By Soutik Biswas
[The Indian government sued the company for $3bn but settled for 15% of the amount. A proud city and its people cheated
and betrayed by a country.]
Twenty five years and several thousand
dead and disabled men, women and children later, answers to most of the thorny questions about the world's most horrific industrial
tragedy are still blowing in the wind in Bhopal.
Why has the
compensation to the victims been so paltry? Why is there a thick fog over the extent of contamination of groundwater in the
Union Carbide factory neighbourhood? Caught between NGOs and a secretive Big Government, nobody is quite sure what is happening.
And above all, many ask why those responsible have been allowed
to go free? After all, they say, money - whatever the amount - cannot compensate for a crime of such magnitude, whether committed
because of negligence or sabotage. If this happened in the West, campaigners say, the company would have been held to account,
perhaps driven to bankruptcy by compensation claims. But since this is India and the poor are dispensable, justice in Bhopal
has been a travesty.
Also what about the blot to Bhopal's image
and its inglorious reputation as a 'gassed' dystopia? Locals say the city lost its innocence after the tragedy. "Life
in Bhopal had been laid back and gentle. But the gas tragedy changed all that. Nowadays everybody whines, that's all that
they do," says Raj Kumar Keswani, the city's best-known journalist. "Also, the tragedy divided the people. In a
strange way, people who got compensation are often reviled by people who didn't."
Keswani should know. He has lived all of his 59 years in Bhopal and was the only journalist who cried himself hoarse
for two years before the tragedy, saying the Union Carbide plant had lax safety procedures and that the city was "sitting
on a volcano." He had written a series of articles on the doomed plant, petitioned the courts and worked the politicians.
Nobody listened to him.
After the tragedy he challenged the
government, accusing it of a sell-out to Union Carbide - the Indian government sued the company for $3bn but settled for 15%
of the amount - and Keswani became a mythic hero of sorts: Dominique Lapierre, for example, mentioned him in great detail
without once talking to him while writing another best-seller.
"He
wrote that I used to go around in a car with a bagful of CDs because I was a music lover. Those days, as a struggling journalist,
I had an old scooter and CDs hadn't even come to India," Keswani laughs. This is one of my favourite Bhopal stories -
it tells you how fact and fiction blur in the chaos of India.
The
gas tragedy, in a perverse way, actually ended up oiling parts of the grassroots economy of Bhopal. As thousands of dollars
of still inadequate compensation money poured in, this sleepy city was transformed, say its residents. Bhopal never had an
economy of its own to speak of apart from one state-owned behemoth; the city of Indore to its west was always the commercial
hub. Also, Bhopal belongs to one of India's most backward states - Madhya Pradesh - with human development indicators comparable
to sub-Saharan Africa.
Twenty-five years later, Bhopal is a
mini boom town, largely a result of India opening up its economy and partly because of the money that flowed in after the
tragedy. It got some decent new hospitals, property grew and the city became the headquarters of a powerful vernacular (Hindi)

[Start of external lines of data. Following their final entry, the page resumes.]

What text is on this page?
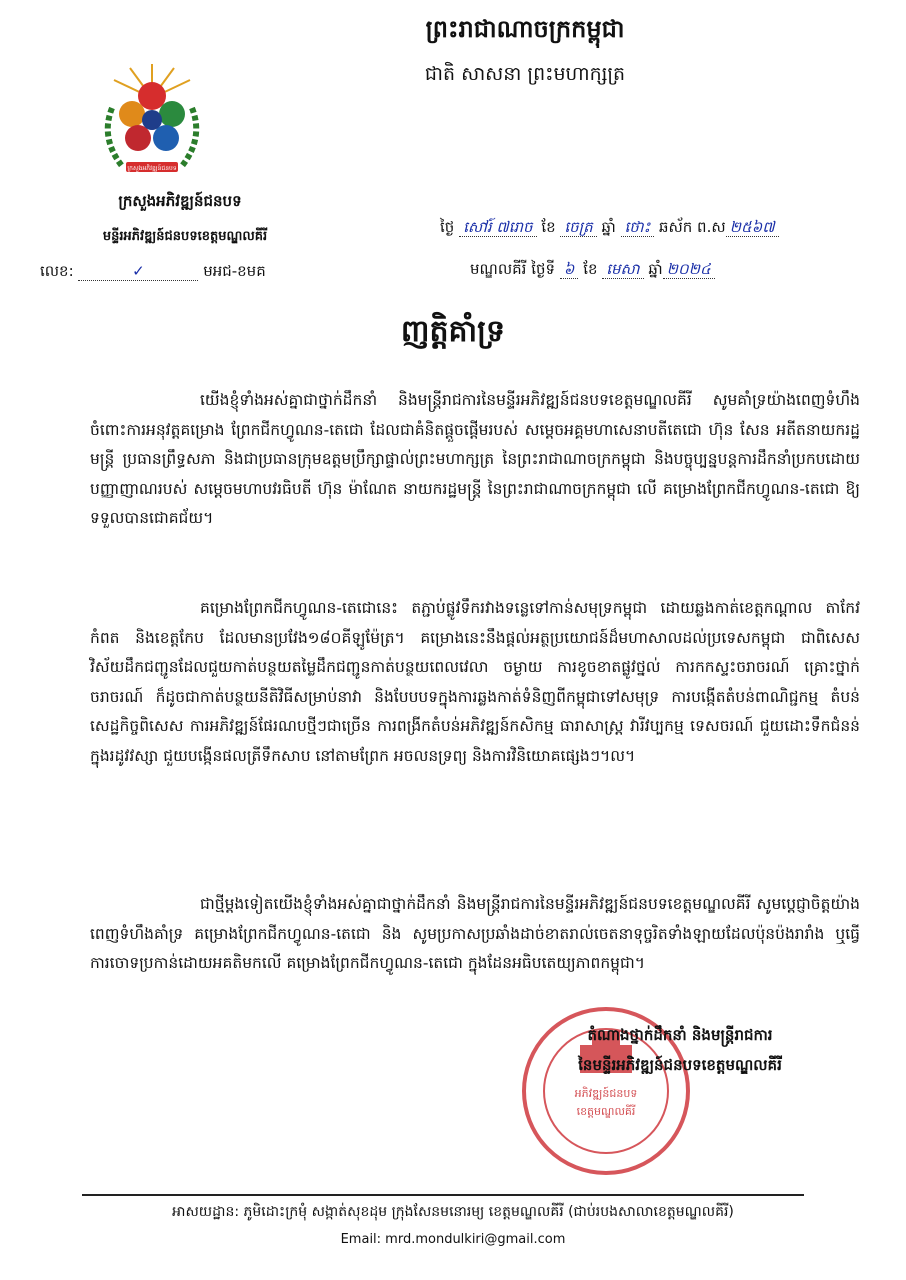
ព្រះរាជាណាចក្រកម្ពុជា
ជាតិ សាសនា ព្រះមហាក្សត្រ
ក្រសួងអភិវឌ្ឍន៍ជនបទ
ក្រសួងអភិវឌ្ឍន៍ជនបទ
មន្ទីរអភិវឌ្ឍន៍ជនបទខេត្តមណ្ឌលគីរី
លេខ:	✓	មអជ-ខមគ
ថ្ងៃ សៅរ៍ ៧រោច ខែ ចេត្រ ឆ្នាំ ថោះ ឆស័ក ព.ស ២៥៦៧
មណ្ឌលគីរី ថ្ងៃទី ៦ ខែ មេសា ឆ្នាំ ២០២៤
ញត្តិគាំទ្រ

យើងខ្ញុំទាំងអស់គ្នាជាថ្នាក់ដឹកនាំ និងមន្ត្រីរាជការនៃមន្ទីរអភិវឌ្ឍន៍ជនបទខេត្តមណ្ឌលគីរី សូមគាំទ្រយ៉ាងពេញទំហឹងចំពោះការអនុវត្តគម្រោង ព្រែកជីកហ្វូណន-តេជោ ដែលជាគំនិតផ្តួចផ្តើមរបស់ សម្តេចអគ្គមហាសេនាបតីតេជោ ហ៊ុន សែន អតីតនាយករដ្ឋមន្ត្រី ប្រធានព្រឹទ្ធសភា និងជាប្រធានក្រុមឧត្តមប្រឹក្សាផ្ទាល់ព្រះមហាក្សត្រ នៃព្រះរាជាណាចក្រកម្ពុជា និងបច្ចុប្បន្នបន្តការដឹកនាំប្រកបដោយបញ្ញាញាណរបស់ សម្តេចមហាបវរធិបតី ហ៊ុន ម៉ាណែត នាយករដ្ឋមន្ត្រី នៃព្រះរាជាណាចក្រកម្ពុជា លើ គម្រោងព្រែកជីកហ្វូណន-តេជោ ឱ្យទទួលបានជោគជ័យ។

គម្រោងព្រែកជីកហ្វូណន-តេជោនេះ តភ្ជាប់ផ្លូវទឹករវាងទន្លេទៅកាន់សមុទ្រកម្ពុជា ដោយឆ្លងកាត់ខេត្តកណ្តាល តាកែវ កំពត និងខេត្តកែប ដែលមានប្រវែង១៨០គីឡូម៉ែត្រ។ គម្រោងនេះនឹងផ្តល់អត្ថប្រយោជន៍ដ៏មហាសាលដល់ប្រទេសកម្ពុជា ជាពិសេសវិស័យដឹកជញ្ជូនដែលជួយកាត់បន្ថយតម្លៃដឹកជញ្ជូនកាត់បន្ថយពេលវេលា ចម្ងាយ ការខូចខាតផ្លូវថ្នល់ ការកកស្ទះចរាចរណ៍ គ្រោះថ្នាក់ចរាចរណ៍ ក៏ដូចជាកាត់បន្ថយនីតិវិធីសម្រាប់នាវា និងបែបបទក្នុងការឆ្លងកាត់ទំនិញពីកម្ពុជាទៅសមុទ្រ ការបង្កើតតំបន់ពាណិជ្ជកម្ម តំបន់សេដ្ឋកិច្ចពិសេស ការអភិវឌ្ឍន៍ផែរណបថ្មីៗជាច្រើន ការពង្រីកតំបន់អភិវឌ្ឍន៍កសិកម្ម ធារាសាស្ត្រ វារីវប្បកម្ម ទេសចរណ៍ ជួយដោះទឹកជំនន់ក្នុងរដូវវស្សា ជួយបង្កើនផលត្រីទឹកសាប នៅតាមព្រែក អចលនទ្រព្យ និងការវិនិយោគផ្សេងៗ។ល។

ជាថ្មីម្តងទៀតយើងខ្ញុំទាំងអស់គ្នាជាថ្នាក់ដឹកនាំ និងមន្ត្រីរាជការនៃមន្ទីរអភិវឌ្ឍន៍ជនបទខេត្តមណ្ឌលគីរី សូមប្តេជ្ញាចិត្តយ៉ាងពេញទំហឹងគាំទ្រ គម្រោងព្រែកជីកហ្វូណន-តេជោ និង សូមប្រកាសប្រឆាំងដាច់ខាតរាល់ចេតនាទុច្ចរិតទាំងឡាយដែលប៉ុនប៉ងរារាំង ឬធ្វើការចោទប្រកាន់ដោយអគតិមកលើ គម្រោងព្រែកជីកហ្វូណន-តេជោ ក្នុងដែនអធិបតេយ្យភាពកម្ពុជា។

អភិវឌ្ឍន៍ជនបទ
ខេត្តមណ្ឌលគីរី
តំណាងថ្នាក់ដឹកនាំ និងមន្ត្រីរាជការ
នៃមន្ទីរអភិវឌ្ឍន៍ជនបទខេត្តមណ្ឌលគីរី
អាសយដ្ឋាន: ភូមិដោះក្រមុំ សង្កាត់សុខដុម ក្រុងសែនមនោរម្យ ខេត្តមណ្ឌលគីរី (ជាប់របងសាលាខេត្តមណ្ឌលគីរី)
Email: mrd.mondulkiri@gmail.com
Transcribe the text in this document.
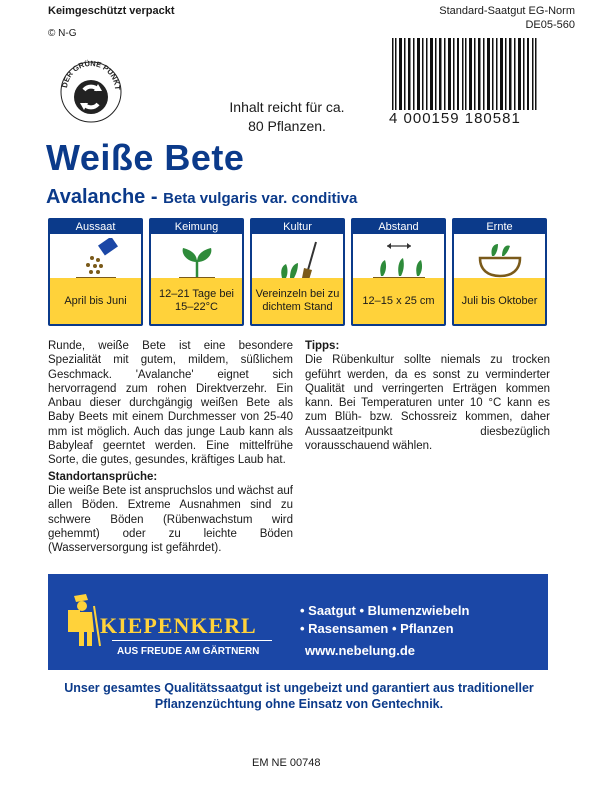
Keimgeschützt verpackt
© N-G
Standard-Saatgut EG-Norm
DE05-560
DER GRÜNE PUNKT
Inhalt reicht für ca.
80 Pflanzen.	4 000159 180581
Weiße Bete
Avalanche - Beta vulgaris var. conditiva
Aussaat
April bis Juni
Keimung
12–21 Tage bei 15–22°C
Kultur
Vereinzeln bei zu dichtem Stand
Abstand
12–15 x 25 cm
Ernte
Juli bis Oktober

Runde, weiße Bete ist eine besondere Spezialität mit gutem, mildem, süßlichem Geschmack. 'Avalanche' eignet sich hervorragend zum rohen Direktverzehr. Ein Anbau dieser durchgängig weißen Bete als Baby Beets mit einem Durchmesser von 25-40 mm ist möglich. Auch das junge Laub kann als Babyleaf geerntet werden. Eine mittelfrühe Sorte, die gutes, gesundes, kräftiges Laub hat.

Standortansprüche:

Die weiße Bete ist anspruchslos und wächst auf allen Böden. Extreme Ausnahmen sind zu schwere Böden (Rübenwachstum wird gehemmt) oder zu leichte Böden (Wasserversorgung ist gefährdet).

Tipps:

Die Rübenkultur sollte niemals zu trocken geführt werden, da es sonst zu verminderter Qualität und verringerten Erträgen kommen kann. Bei Temperaturen unter 10 °C kann es zum Blüh- bzw. Schossreiz kommen, daher Aussaatzeitpunkt diesbezüglich vorausschauend wählen.

KIEPENKERL
AUS FREUDE AM GÄRTNERN
• Saatgut • Blumenzwiebeln
• Rasensamen • Pflanzen
www.nebelung.de
Unser gesamtes Qualitätssaatgut ist ungebeizt und garantiert aus traditioneller Pflanzenzüchtung ohne Einsatz von Gentechnik.
EM NE 00748
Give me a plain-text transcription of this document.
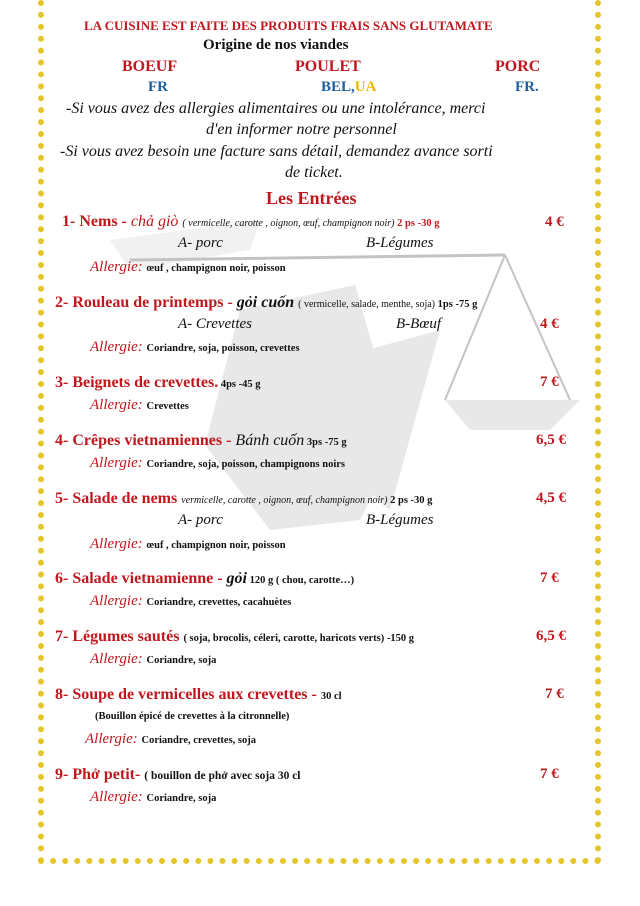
LA CUISINE EST FAITE DES PRODUITS FRAIS SANS GLUTAMATE
Origine de nos viandes
BOEUF	POULET	PORC
FR	BEL,UA	FR.
-Si vous avez des allergies alimentaires ou une intolérance, merci
d'en informer notre personnel
-Si vous avez besoin une facture sans détail, demandez avance sorti
de ticket.
Les Entrées
1- Nems - chả giò ( vermicelle, carotte , oignon, œuf, champignon noir) 2 ps -30 g	4 €
A- porc	B-Légumes
Allergie: œuf , champignon noir, poisson
2- Rouleau de printemps - gỏi cuốn ( vermicelle, salade, menthe, soja) 1ps -75 g
A- Crevettes	B-Bœuf	4 €
Allergie: Coriandre, soja, poisson, crevettes
3- Beignets de crevettes. 4ps -45 g	7 €
Allergie: Crevettes
4- Crêpes vietnamiennes - Bánh cuốn 3ps -75 g	6,5 €
Allergie: Coriandre, soja, poisson, champignons noirs
5- Salade de nems vermicelle, carotte , oignon, œuf, champignon noir) 2 ps -30 g	4,5 €
A- porc	B-Légumes
Allergie: œuf , champignon noir, poisson
6- Salade vietnamienne - gỏi 120 g ( chou, carotte…)	7 €
Allergie: Coriandre, crevettes, cacahuètes
7- Légumes sautés ( soja, brocolis, céleri, carotte, haricots verts) -150 g	6,5 €
Allergie: Coriandre, soja
8- Soupe de vermicelles aux crevettes - 30 cl	7 €
(Bouillon épicé de crevettes à la citronnelle)
Allergie: Coriandre, crevettes, soja
9- Phở petit- ( bouillon de phở avec soja 30 cl	7 €
Allergie: Coriandre, soja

media group (Dainik Bhaskar) which also publishes Harry Potter in Hindi. New malls are coming up and dozens of new private
colleges - most of which are now suffering from lack of students - have opened up. Finally, Bhopal appears to giving its bustling
cousin Indore a run for its money.
Today, a street-smart, English-speaking
social activist and darling of the international media and a street-fighting, hardboiled activist (Raj Kumar Keswani) helps
the victims, in their own way, to live and fight for compensation. Maimed by gas, Bhopal's lost generation struggles to survive
and to make sense of what is happening around them - pictures of children whose future has been snuffed out by the gas make
one's blood boil and leave a feeling of numbness and helplessness.
An
anniversary like Bhopal's should be a solemn time to remember the dead and pledge to help the living dead, not become circus
of the kind they have become today. 1984 was India's annus horribilis - the Army stormed the Golden Temple, Indira Gandhi
was assassinated, Sikhs were massacred in revenge - but, in hindsight, Bhopal must count as the greatest tragedy of them all.
The story of Bhopal, as Keswani says, is a story of a proud
city and its people cheated and betrayed by a country and the world. For India, it is a collective shame and a disturbing
reminder that its poor don't matter, most of the time anyway.